Education November 28, 2018
‘Involve US’ – A stinging, eloquent response to discriminatory guidelines in MBBS admissions
Doctors with Disabilities, a group that has been leading a sustained challenge against discriminatory practices in medicine, has sent a powerful response to the Medical Council of India (MCI) Board of Governors (BoG).
This is after the BoG’s public notice seeking suggestions on the MCI guidelines on admission of people with specified disabilities into the MBBS program.
The letter, drafted by leading disability rights leader Dr Satendra Singh, also bears the signatures of 75 doctors with disabilities from various parts of India, many of them practising in leading government hospitals.
The letter slams the MCI for neglecting the judgements passed by the Supreme Court as well as various state high courts upholding the rights of disabled candidates to pursue an MBBS degree while drafting the revised guidelines on admissions under the disability quota.
Calling the MCI stand “unfair, discriminatory and unlawful”, the letter also throws into the spotlight the council’s attitude in the matter.
On the very first day of start of the online application process for National Eligibility cum Entrance Test (NEET-UG) for.. 2019-20..we brought it to the notice of MCI BOG members, NTA, MoHFW that the process is faulty as the revised MCI guidelines were not updated and it kept the candidates with disabilities in dark. The revised guidelines were uploaded on 16 November only and they too are in draft process as the last date to submit the same is November 30, which happens to be the last date to fill the form for the mandatory NEET-UG test. This will deny all candidates with disabilities to apply in time. Moreover, if they apply under the disability quota and it turns out later that they are ineligible, they will lose out a chance to sit for the entrance test. – Doctors with Disabilities
The letter demands that the last date to fill the NEET-UG 2019-20 form be extended by a month after the revised guidelines are ratified and to give an opportunity to disabled candidates who registered before 30 November, a chance to reconsider their application.

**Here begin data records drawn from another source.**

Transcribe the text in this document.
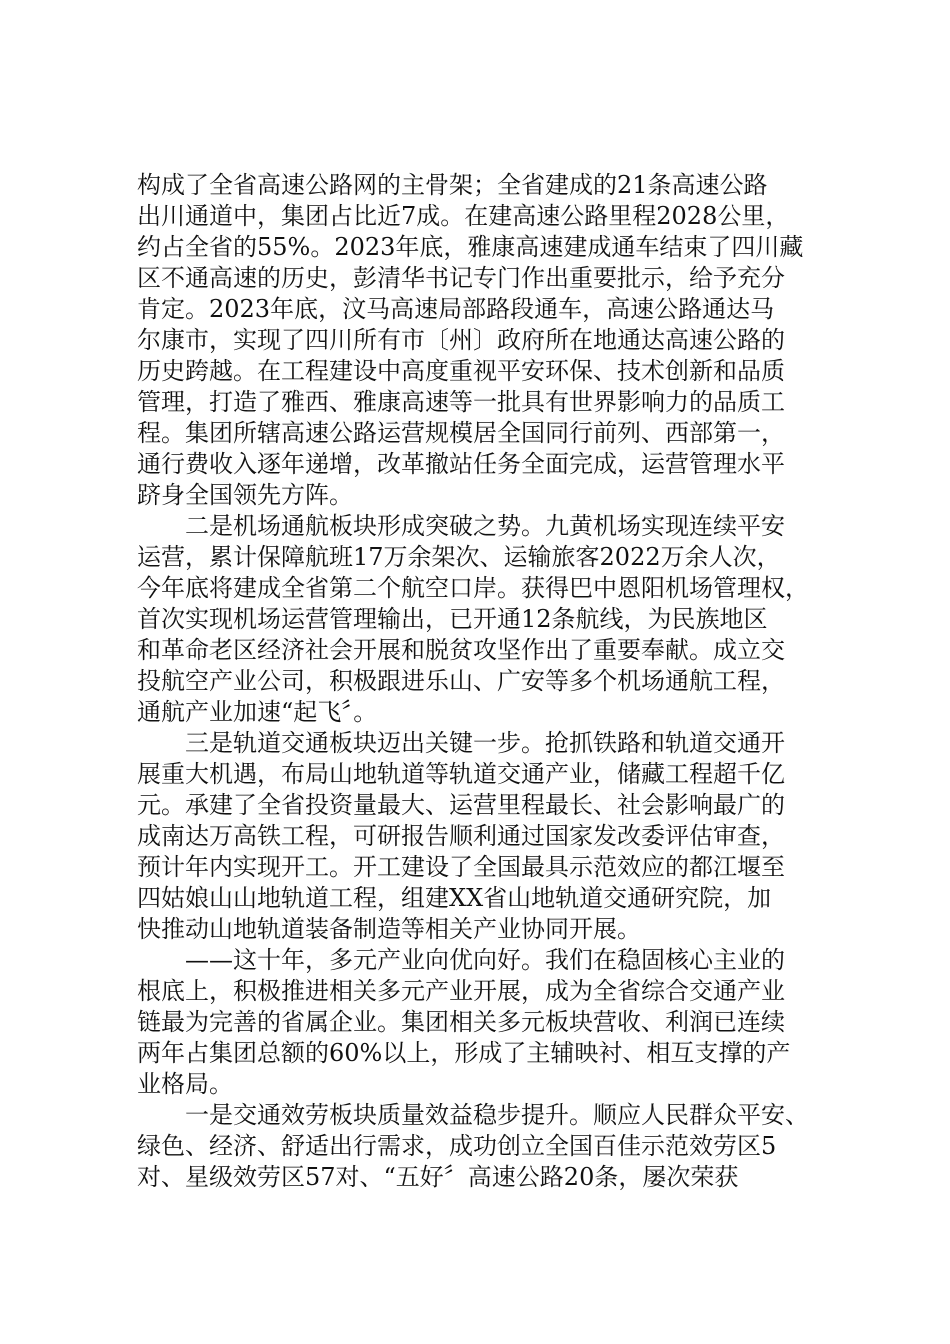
构成了全省高速公路网的主骨架；全省建成的21条高速公路
出川通道中，集团占比近7成。在建高速公路里程2028公里，
约占全省的55%。2023年底，雅康高速建成通车结束了四川藏
区不通高速的历史，彭清华书记专门作出重要批示，给予充分
肯定。2023年底，汶马高速局部路段通车，高速公路通达马
尔康市，实现了四川所有市〔州〕政府所在地通达高速公路的
历史跨越。在工程建设中高度重视平安环保、技术创新和品质
管理，打造了雅西、雅康高速等一批具有世界影响力的品质工
程。集团所辖高速公路运营规模居全国同行前列、西部第一，
通行费收入逐年递增，改革撤站任务全面完成，运营管理水平
跻身全国领先方阵。
二是机场通航板块形成突破之势。九黄机场实现连续平安
运营，累计保障航班17万余架次、运输旅客2022万余人次，
今年底将建成全省第二个航空口岸。获得巴中恩阳机场管理权，
首次实现机场运营管理输出，已开通12条航线，为民族地区
和革命老区经济社会开展和脱贫攻坚作出了重要奉献。成立交
投航空产业公司，积极跟进乐山、广安等多个机场通航工程，
通航产业加速“起飞〞。
三是轨道交通板块迈出关键一步。抢抓铁路和轨道交通开
展重大机遇，布局山地轨道等轨道交通产业，储藏工程超千亿
元。承建了全省投资量最大、运营里程最长、社会影响最广的
成南达万高铁工程，可研报告顺利通过国家发改委评估审查，
预计年内实现开工。开工建设了全国最具示范效应的都江堰至
四姑娘山山地轨道工程，组建XX省山地轨道交通研究院，加
快推动山地轨道装备制造等相关产业协同开展。
——这十年，多元产业向优向好。我们在稳固核心主业的
根底上，积极推进相关多元产业开展，成为全省综合交通产业
链最为完善的省属企业。集团相关多元板块营收、利润已连续
两年占集团总额的60%以上，形成了主辅映衬、相互支撑的产
业格局。
一是交通效劳板块质量效益稳步提升。顺应人民群众平安、
绿色、经济、舒适出行需求，成功创立全国百佳示范效劳区5
对、星级效劳区57对、“五好〞高速公路20条，屡次荣获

The letter also makes specific suggestions relating to individual categories of disabilities.
- What MCI says – Persons with locomotor disability with over 80% disability allowed but after selection, functional ability to be determined with assistive devices.
INSTEAD: No upper limit in RPWD therefore, fixing an upper limit against Constitution and the Act.

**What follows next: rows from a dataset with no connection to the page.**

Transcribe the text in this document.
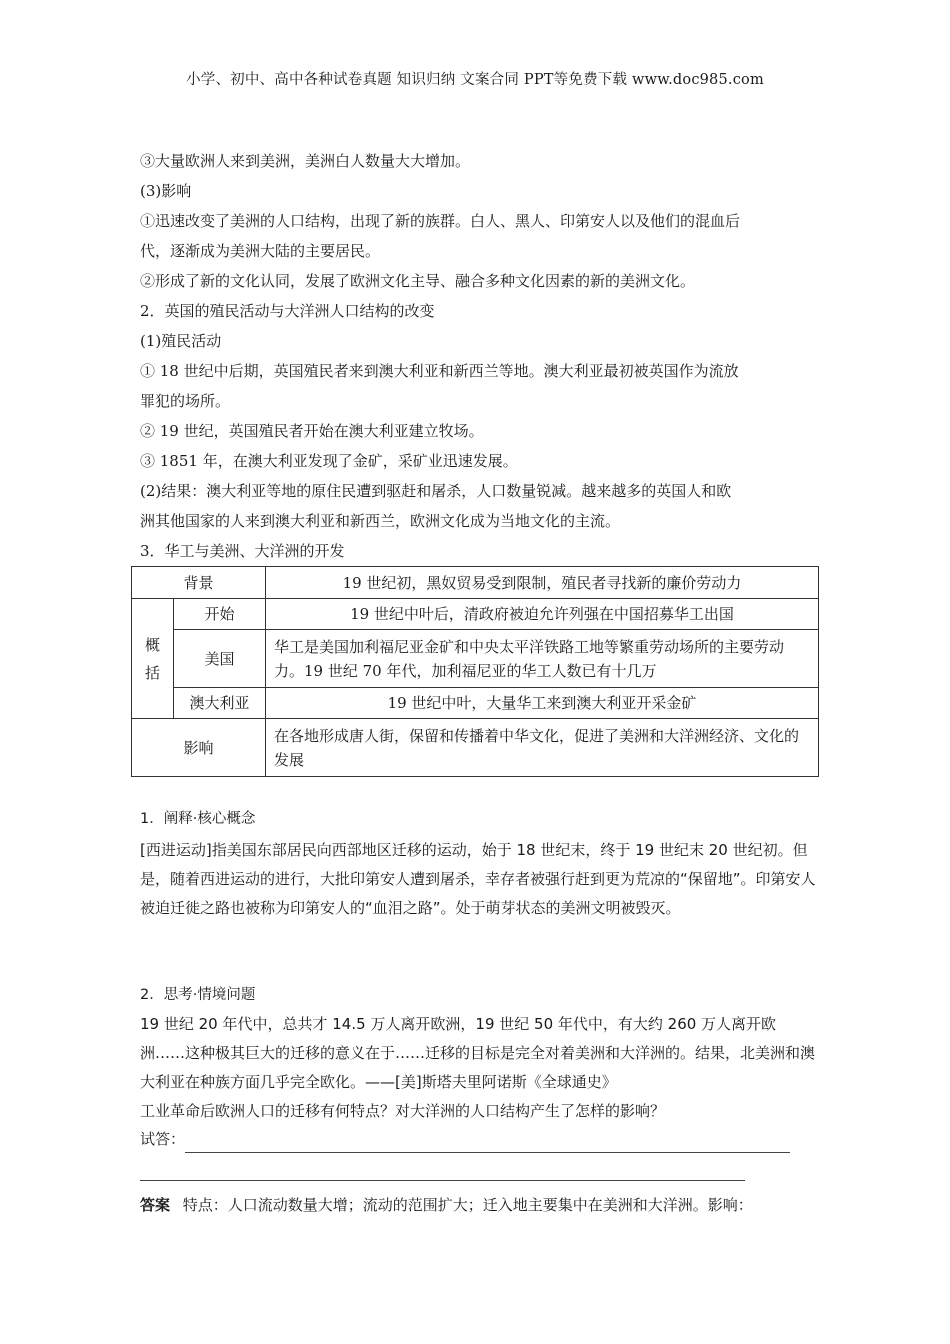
小学、初中、高中各种试卷真题 知识归纳 文案合同 PPT等免费下载 www.doc985.com
③大量欧洲人来到美洲，美洲白人数量大大增加。
(3)影响
①迅速改变了美洲的人口结构，出现了新的族群。白人、黑人、印第安人以及他们的混血后
代，逐渐成为美洲大陆的主要居民。
②形成了新的文化认同，发展了欧洲文化主导、融合多种文化因素的新的美洲文化。
2．英国的殖民活动与大洋洲人口结构的改变
(1)殖民活动
① 18 世纪中后期，英国殖民者来到澳大利亚和新西兰等地。澳大利亚最初被英国作为流放
罪犯的场所。
② 19 世纪，英国殖民者开始在澳大利亚建立牧场。
③ 1851 年，在澳大利亚发现了金矿，采矿业迅速发展。
(2)结果：澳大利亚等地的原住民遭到驱赶和屠杀，人口数量锐减。越来越多的英国人和欧
洲其他国家的人来到澳大利亚和新西兰，欧洲文化成为当地文化的主流。
3．华工与美洲、大洋洲的开发
背景		19 世纪初，黑奴贸易受到限制，殖民者寻找新的廉价劳动力
概括	开始	19 世纪中叶后，清政府被迫允许列强在中国招募华工出国
	美国	华工是美国加利福尼亚金矿和中央太平洋铁路工地等繁重劳动场所的主要劳动力。19 世纪 70 年代，加利福尼亚的华工人数已有十几万
	澳大利亚	19 世纪中叶，大量华工来到澳大利亚开采金矿
影响		在各地形成唐人街，保留和传播着中华文化，促进了美洲和大洋洲经济、文化的发展
1．阐释·核心概念
[西进运动]指美国东部居民向西部地区迁移的运动，始于 18 世纪末，终于 19 世纪末 20 世纪初。但是，随着西进运动的进行，大批印第安人遭到屠杀，幸存者被强行赶到更为荒凉的“保留地”。印第安人被迫迁徙之路也被称为印第安人的“血泪之路”。处于萌芽状态的美洲文明被毁灭。
2．思考·情境问题
19 世纪 20 年代中，总共才 14.5 万人离开欧洲，19 世纪 50 年代中，有大约 260 万人离开欧洲……这种极其巨大的迁移的意义在于……迁移的目标是完全对着美洲和大洋洲的。结果，北美洲和澳大利亚在种族方面几乎完全欧化。——[美]斯塔夫里阿诺斯《全球通史》
工业革命后欧洲人口的迁移有何特点？对大洋洲的人口结构产生了怎样的影响？
试答：
答案 特点：人口流动数量大增；流动的范围扩大；迁入地主要集中在美洲和大洋洲。影响：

- What the MCI says – Visually impaired equal to or more than 40% disability not eligible.
INSTEAD: New tools and technological innovations have opened doors for people with limited vision.
- What the MCI says – Deaf and Hard of Hearing: equal to or more than 40% disability not eligible.
INSTEAD: Instant access to auditory information in classrooms and clinical and surgical settings are now available. Also, real time captioning, smart phones and tablets, remote interpreters through video relay services, and digital stethoscopes can access and monitor data.
- What the MCI says – Chronic neurological conditions: More than 80% not eligible.
INSTEAD: SC allowed Haryana student with over 80% chronic neurological disability to get admission.
- What the MCI says – Disability due to blood disorders: More than 80% not eligible.
INSTEAD: No upper cap in RPWD.
The letter also cites the specific instance of a student with muscular dystrophy Rohit Kumar, who was denied admission into GMC Chandigarh because he is a wheelchair user. This was challenged in the Punjab & Haryana High Court, which found him fit for admission.
Here too the letter cites the instance of Ashutosh Purswani , a low vision candidate from Gujarat whose right to pursue MBBS was upheld.
A girl with 70% hearing was admitted to a Delhi college as was another student whose admission was upheld by the SC.
Above all the Doctors with Disabilities have one simple eloquent request – “Involve Us.” It asks that doctors with disabilities, given their experience coping with a disability, be involved in policy decisions, in an effort to spare students the stress and expense of unnecessary litigations.